Rhodus, November 30, 2011 - 7:51 am UTC

Thanks Tom!
This is great. Once we find out segment is accessed, what would be the best way to find out what process was running select against the segment.
Tom Kyte
November 30, 2011 - 8:02 am UTC

auditing would do that.

Analyze table after Truncate

Brijesh, February 06, 2012 - 8:38 am UTC

Hi Tom,

In the nightly batch process we truncate and load 60+ tables. There are underlining Materialize view which gets complete refreshed after this.

Do we need to collect stats for the table before refresh? Does truncate drop the stats?

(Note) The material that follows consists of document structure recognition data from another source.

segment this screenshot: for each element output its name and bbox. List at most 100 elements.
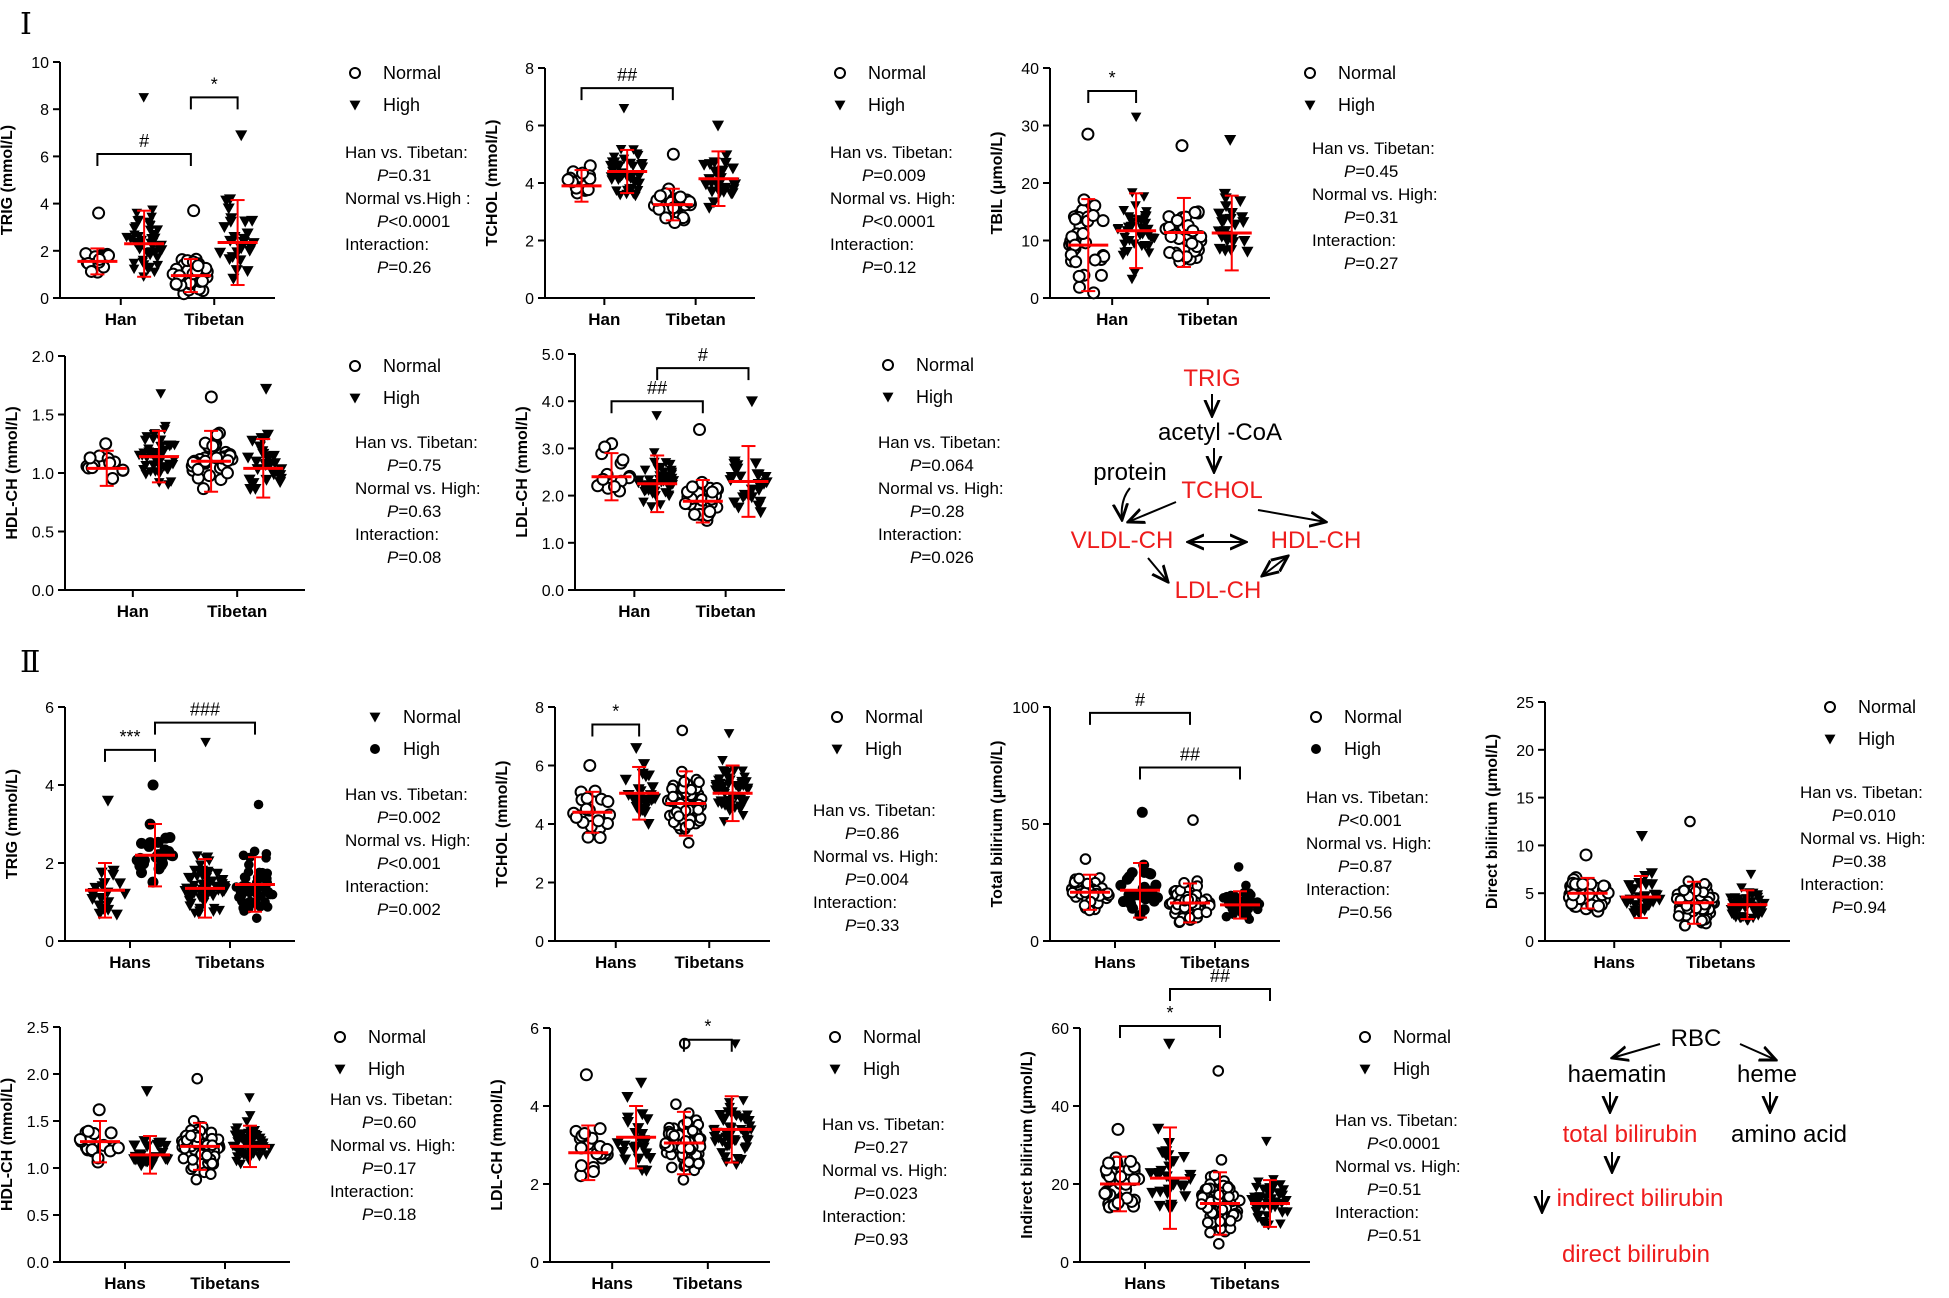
- data-point: [752, 500, 765, 512]
- stats-p-symbol: P: [377, 258, 389, 277]
- data-point: [145, 1159, 158, 1171]
- data-point: [637, 159, 648, 169]
- significance-label: *: [704, 1017, 711, 1037]
- stats-p-value: =0.26: [388, 258, 431, 277]
- data-point: [730, 1136, 742, 1147]
- stats-line: Han vs. Tibetan:: [330, 1090, 453, 1109]
- significance-bracket: [682, 1038, 733, 1052]
- stats-p-value: =0.87: [1349, 857, 1392, 876]
- data-point: [1136, 806, 1148, 818]
- data-point: [731, 460, 744, 472]
- group-tibetan-normal: [1159, 139, 1208, 269]
- data-point: [97, 903, 110, 915]
- pathway-protein: protein: [1093, 459, 1166, 486]
- legend-marker: [1311, 744, 1321, 754]
- data-point: [1684, 815, 1696, 828]
- data-point: [1087, 286, 1101, 300]
- legend-marker: [1310, 711, 1322, 723]
- data-point: [204, 878, 216, 889]
- data-point: [625, 174, 637, 184]
- stats-line: P=0.08: [387, 548, 441, 567]
- stats-line: P=0.75: [387, 456, 441, 475]
- y-tick-label: 0: [525, 291, 534, 308]
- data-point: [230, 1126, 241, 1136]
- data-point: [1123, 212, 1135, 222]
- data-point: [1078, 899, 1091, 912]
- data-point: [1204, 1226, 1216, 1239]
- stats-line: Interaction:: [830, 235, 914, 254]
- stats-p-value: =0.60: [373, 1113, 416, 1132]
- pathway-amino-acid: amino acid: [1731, 1121, 1847, 1148]
- data-point: [160, 421, 171, 432]
- data-point: [1226, 890, 1236, 901]
- y-tick-label: 2.0: [27, 1067, 49, 1084]
- group-tibetans-high: [1725, 869, 1770, 926]
- stats-p-value: =0.18: [373, 1205, 416, 1224]
- stats-p-symbol: P: [854, 1184, 866, 1203]
- y-tick-label: 6: [525, 119, 534, 136]
- data-point: [106, 471, 120, 485]
- stats-p-value: =0.28: [921, 502, 964, 521]
- data-point: [201, 888, 212, 898]
- arrow-ldl-hdl: [1262, 556, 1288, 576]
- data-point: [222, 203, 235, 215]
- stats-p-symbol: P: [387, 548, 399, 567]
- y-tick-label: 4: [530, 1099, 539, 1116]
- group-hans-normal: [1098, 1122, 1146, 1214]
- legend-label: High: [403, 739, 440, 759]
- data-point: [255, 901, 266, 912]
- stats-p-value: =0.023: [865, 1184, 917, 1203]
- data-point: [208, 903, 220, 914]
- data-point: [705, 485, 719, 499]
- data-point: [561, 173, 575, 187]
- pathway-haematin: haematin: [1568, 1061, 1667, 1088]
- data-point: [703, 159, 716, 171]
- stats-line: Interaction:: [1335, 1203, 1419, 1222]
- data-point: [220, 466, 234, 480]
- data-point: [1737, 912, 1749, 923]
- data-point: [243, 245, 256, 257]
- stats-line: Normal vs. High:: [330, 1136, 456, 1155]
- data-point: [1736, 883, 1747, 893]
- data-point: [205, 1168, 217, 1180]
- stats-line: Normal vs. High:: [345, 831, 471, 850]
- data-point: [618, 1140, 631, 1152]
- data-point: [1745, 869, 1757, 880]
- data-point: [244, 1093, 255, 1103]
- data-point: [185, 1129, 197, 1142]
- y-tick-label: 0.0: [32, 583, 54, 600]
- significance-label: ##: [1180, 744, 1200, 764]
- data-point: [195, 860, 206, 870]
- data-point: [214, 247, 227, 259]
- stats-p-value: <0.0001: [1378, 1134, 1440, 1153]
- data-point: [156, 857, 168, 869]
- legend-label: High: [368, 1059, 405, 1079]
- group-hans-normal: [85, 795, 131, 921]
- group-han-high: [133, 389, 180, 490]
- data-point: [191, 1072, 204, 1085]
- x-tick-label: Tibetans: [190, 1274, 260, 1293]
- y-tick-label: 10: [1516, 838, 1534, 855]
- data-point: [1252, 1213, 1264, 1223]
- data-point: [1111, 1122, 1125, 1136]
- data-point: [256, 891, 266, 901]
- data-point: [81, 1124, 95, 1138]
- data-point: [646, 502, 657, 512]
- data-point: [666, 147, 680, 161]
- stats-line: Normal vs. High:: [355, 479, 481, 498]
- data-point: [1165, 1199, 1178, 1211]
- y-tick-label: 2: [525, 234, 534, 251]
- significance-bracket: [1087, 90, 1138, 103]
- data-point: [611, 1138, 624, 1150]
- data-point: [186, 1154, 199, 1166]
- legend-marker: [834, 67, 846, 79]
- stats-line: P<0.0001: [377, 212, 450, 231]
- data-point: [1185, 236, 1199, 250]
- data-point: [240, 1140, 251, 1150]
- arrow-tchol-vldl: [1128, 501, 1177, 522]
- data-point: [633, 172, 645, 182]
- data-point: [260, 474, 273, 486]
- data-point: [598, 440, 612, 454]
- data-point: [677, 1173, 690, 1186]
- data-point: [638, 497, 649, 508]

What should be the optimal methodology for performing this type of activity?
Tom Kyte
February 06, 2012 - 10:52 am UTC

ops$tkyte%ORA11GR2> create table t as select * from all_objects;

Table created.

ops$tkyte%ORA11GR2> 
ops$tkyte%ORA11GR2> exec dbms_stats.gather_table_stats( user, 'T' );

PL/SQL procedure successfully completed.

ops$tkyte%ORA11GR2> select num_rows from user_tables where table_name = 'T';

  NUM_ROWS
----------
     72386

ops$tkyte%ORA11GR2> truncate table t;

Table truncated.

ops$tkyte%ORA11GR2> select num_rows from user_tables where table_name = 'T';

  NUM_ROWS
----------
     72386



truncate will not remove the statistics.

You might need to update column stats to set new high/low values for some columns. for example, if you have a date column (or sequence) that is always "growing", you might want to set the new high value - so we know the actual range of values. Otherwise we might underestimate cardinalities - leading to potentially bad plans.

dbms_stats.set_**** functions are good for that.